I was stunned by his comment. He continued.

“But, if you’re a Christian, you believe she is going to heaven. There’s comfort in that.”

Not blessed with my mother’s quick Irish tongue, I didn’t know what to say.

As this was our first conversation ever, he had no idea what my beliefs were. I’m sure my mother never shared her faith with him, either.

Unless you know a family very well, it’s best to keep your religion out of your condolences.

My mother did consider herself a Christian. She had stopped practicing decades ago when her evangelical Presbyterian minister said her beliefs were misguided. See, she believed Christ died for everyone’s sins whether they “accepted him” or not. Surely Jesus had enough pull for the whole of humanity, right?  Like writer Anne Lamott, sheplanned to rendezvous with her loved ones by the dessert table. She’d trust God to keep the other riffraff out of her corner of the afterlife.

I don’t consider myself a Christian. Jesus is my touchstone for compassion. but my spiritual beliefs lean toward Buddhism, what little I understand of it.  As for the afterlife, I’m comforted by hearing how others’ faith beliefs, whatever they are, help them face the inevitable mystery. They are my teachers. But I’m also intrigued by the sophisticated medical research* that is changing what we understand about human consciousness, including its persistence beyond death.
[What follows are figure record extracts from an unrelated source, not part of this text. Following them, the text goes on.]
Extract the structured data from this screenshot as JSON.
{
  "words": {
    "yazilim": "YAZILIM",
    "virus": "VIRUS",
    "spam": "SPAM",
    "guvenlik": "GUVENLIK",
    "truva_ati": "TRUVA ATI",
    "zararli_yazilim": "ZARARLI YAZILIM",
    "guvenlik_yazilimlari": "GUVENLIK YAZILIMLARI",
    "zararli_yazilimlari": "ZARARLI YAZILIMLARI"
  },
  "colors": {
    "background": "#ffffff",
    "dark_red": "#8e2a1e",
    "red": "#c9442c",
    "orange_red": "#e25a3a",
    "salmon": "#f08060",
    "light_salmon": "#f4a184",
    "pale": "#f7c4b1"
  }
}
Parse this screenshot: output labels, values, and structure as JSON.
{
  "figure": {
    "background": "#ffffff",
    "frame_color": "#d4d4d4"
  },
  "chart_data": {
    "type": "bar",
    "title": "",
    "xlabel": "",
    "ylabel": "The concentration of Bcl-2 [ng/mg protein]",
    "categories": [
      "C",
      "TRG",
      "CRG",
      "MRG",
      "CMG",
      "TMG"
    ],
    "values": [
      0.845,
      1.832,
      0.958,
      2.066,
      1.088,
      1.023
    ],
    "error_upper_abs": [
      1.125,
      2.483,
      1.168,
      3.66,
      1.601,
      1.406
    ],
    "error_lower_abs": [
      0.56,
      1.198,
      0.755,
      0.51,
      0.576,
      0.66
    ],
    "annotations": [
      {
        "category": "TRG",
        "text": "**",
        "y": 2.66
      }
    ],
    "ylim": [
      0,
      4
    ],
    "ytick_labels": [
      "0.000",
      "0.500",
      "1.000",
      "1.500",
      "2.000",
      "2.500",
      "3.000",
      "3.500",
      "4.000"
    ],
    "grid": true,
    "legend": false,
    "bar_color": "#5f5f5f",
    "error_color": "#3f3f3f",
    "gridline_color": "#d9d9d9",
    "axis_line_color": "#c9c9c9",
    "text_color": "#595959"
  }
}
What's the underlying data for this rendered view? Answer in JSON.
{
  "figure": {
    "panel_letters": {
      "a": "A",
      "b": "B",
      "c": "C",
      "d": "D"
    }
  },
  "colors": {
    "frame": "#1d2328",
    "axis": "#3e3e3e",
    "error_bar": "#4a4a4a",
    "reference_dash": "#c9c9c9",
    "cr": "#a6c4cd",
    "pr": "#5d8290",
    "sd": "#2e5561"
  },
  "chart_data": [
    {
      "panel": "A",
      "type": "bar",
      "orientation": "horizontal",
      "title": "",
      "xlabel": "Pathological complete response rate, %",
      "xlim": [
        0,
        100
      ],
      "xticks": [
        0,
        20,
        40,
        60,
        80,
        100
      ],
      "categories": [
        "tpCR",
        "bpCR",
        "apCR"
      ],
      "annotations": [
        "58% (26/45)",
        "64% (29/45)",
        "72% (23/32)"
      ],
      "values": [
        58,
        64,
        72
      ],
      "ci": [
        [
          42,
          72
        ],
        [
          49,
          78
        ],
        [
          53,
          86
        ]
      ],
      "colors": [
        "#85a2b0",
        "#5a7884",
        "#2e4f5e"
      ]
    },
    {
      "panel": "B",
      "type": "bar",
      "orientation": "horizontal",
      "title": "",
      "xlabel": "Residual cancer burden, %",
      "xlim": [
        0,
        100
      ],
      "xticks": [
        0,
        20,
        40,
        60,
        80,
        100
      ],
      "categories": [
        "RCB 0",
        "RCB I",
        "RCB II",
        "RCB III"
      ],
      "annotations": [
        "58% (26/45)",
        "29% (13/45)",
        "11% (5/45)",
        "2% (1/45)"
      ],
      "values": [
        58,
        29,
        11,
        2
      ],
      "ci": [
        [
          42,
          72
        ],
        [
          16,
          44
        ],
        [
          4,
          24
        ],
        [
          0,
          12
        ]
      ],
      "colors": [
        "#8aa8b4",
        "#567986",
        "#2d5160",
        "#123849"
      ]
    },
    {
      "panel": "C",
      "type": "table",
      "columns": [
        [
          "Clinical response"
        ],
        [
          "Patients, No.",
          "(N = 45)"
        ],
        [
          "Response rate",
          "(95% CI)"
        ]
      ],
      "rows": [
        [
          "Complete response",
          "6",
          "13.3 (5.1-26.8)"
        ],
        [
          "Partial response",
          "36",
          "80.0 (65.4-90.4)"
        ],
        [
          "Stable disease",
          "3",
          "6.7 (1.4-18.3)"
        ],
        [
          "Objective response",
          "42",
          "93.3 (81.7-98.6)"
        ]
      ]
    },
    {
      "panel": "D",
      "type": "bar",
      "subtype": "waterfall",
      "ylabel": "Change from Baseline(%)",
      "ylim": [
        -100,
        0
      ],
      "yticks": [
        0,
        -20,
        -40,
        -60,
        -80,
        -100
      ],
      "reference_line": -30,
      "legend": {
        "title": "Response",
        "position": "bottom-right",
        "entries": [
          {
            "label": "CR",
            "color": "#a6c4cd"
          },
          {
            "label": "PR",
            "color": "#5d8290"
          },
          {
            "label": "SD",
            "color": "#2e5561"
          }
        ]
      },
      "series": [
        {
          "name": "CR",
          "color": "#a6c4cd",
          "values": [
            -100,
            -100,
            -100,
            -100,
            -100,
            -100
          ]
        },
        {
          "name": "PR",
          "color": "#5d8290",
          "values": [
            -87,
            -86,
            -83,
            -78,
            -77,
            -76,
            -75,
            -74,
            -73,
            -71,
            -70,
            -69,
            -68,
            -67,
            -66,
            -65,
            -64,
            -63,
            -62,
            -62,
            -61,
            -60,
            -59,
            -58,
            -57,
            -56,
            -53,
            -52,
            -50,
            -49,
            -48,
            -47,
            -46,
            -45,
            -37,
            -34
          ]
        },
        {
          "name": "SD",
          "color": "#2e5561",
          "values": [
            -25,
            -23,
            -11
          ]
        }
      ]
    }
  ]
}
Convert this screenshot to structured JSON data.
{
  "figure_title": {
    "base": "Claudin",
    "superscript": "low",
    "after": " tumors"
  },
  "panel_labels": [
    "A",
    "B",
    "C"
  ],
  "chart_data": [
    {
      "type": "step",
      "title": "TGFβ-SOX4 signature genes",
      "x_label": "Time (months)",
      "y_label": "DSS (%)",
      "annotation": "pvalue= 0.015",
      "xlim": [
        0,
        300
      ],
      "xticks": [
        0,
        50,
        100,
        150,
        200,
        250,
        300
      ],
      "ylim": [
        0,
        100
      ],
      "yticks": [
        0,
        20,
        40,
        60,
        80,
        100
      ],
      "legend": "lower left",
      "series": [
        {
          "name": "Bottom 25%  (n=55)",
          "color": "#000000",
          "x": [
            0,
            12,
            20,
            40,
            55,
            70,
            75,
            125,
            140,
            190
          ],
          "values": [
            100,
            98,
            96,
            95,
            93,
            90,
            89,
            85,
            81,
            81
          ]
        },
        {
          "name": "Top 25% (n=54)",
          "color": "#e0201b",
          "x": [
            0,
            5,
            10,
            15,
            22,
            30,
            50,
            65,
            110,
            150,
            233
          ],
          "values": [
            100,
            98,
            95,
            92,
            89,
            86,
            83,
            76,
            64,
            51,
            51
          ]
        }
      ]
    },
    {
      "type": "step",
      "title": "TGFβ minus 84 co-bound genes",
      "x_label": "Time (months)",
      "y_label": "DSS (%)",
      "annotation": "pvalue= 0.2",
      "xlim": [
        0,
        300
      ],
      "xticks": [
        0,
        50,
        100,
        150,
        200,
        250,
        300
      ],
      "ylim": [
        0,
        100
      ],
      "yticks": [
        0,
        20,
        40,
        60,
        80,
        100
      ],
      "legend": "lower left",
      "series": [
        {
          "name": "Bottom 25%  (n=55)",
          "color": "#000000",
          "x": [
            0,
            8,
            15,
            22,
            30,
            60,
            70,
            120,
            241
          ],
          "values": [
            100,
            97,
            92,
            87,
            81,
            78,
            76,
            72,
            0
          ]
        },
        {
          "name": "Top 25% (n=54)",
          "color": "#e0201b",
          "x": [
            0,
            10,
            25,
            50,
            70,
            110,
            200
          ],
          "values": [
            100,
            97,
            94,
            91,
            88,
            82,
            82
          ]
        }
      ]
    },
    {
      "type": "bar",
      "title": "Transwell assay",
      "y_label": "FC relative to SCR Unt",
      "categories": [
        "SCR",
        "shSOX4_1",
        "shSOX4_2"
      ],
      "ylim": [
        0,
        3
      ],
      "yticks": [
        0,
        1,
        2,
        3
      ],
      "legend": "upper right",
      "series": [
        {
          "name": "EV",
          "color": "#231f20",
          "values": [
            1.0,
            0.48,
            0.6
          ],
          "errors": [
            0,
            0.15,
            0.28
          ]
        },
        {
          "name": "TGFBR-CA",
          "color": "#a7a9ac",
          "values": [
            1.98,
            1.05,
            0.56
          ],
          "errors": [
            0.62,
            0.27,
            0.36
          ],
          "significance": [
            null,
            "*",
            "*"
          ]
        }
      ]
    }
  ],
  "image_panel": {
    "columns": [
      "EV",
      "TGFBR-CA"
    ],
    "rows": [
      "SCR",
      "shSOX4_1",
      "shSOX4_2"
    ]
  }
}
Needless to say, the physician’s comments were deeply insensitive.  Unless you know a family extremely well, it’s best to keep your religion out of your condolences. 

If I had been less exhausted, I may have schooled him on what not to say.  Or delivered a snappy comeback, worthy of Miss Manners, to put him in the place. 

Or complained to management. 

In the end, I did what made me feel best. Which is every grieving person’s right.

I waited for Dr. Appalachian Trail to leave. Then I walked to the head of Mom’s bed and grabbed her hand.

“You’re right, Mom.” I whispered,  “He is an ass.”

I felt much better. And I like to believe she did, too.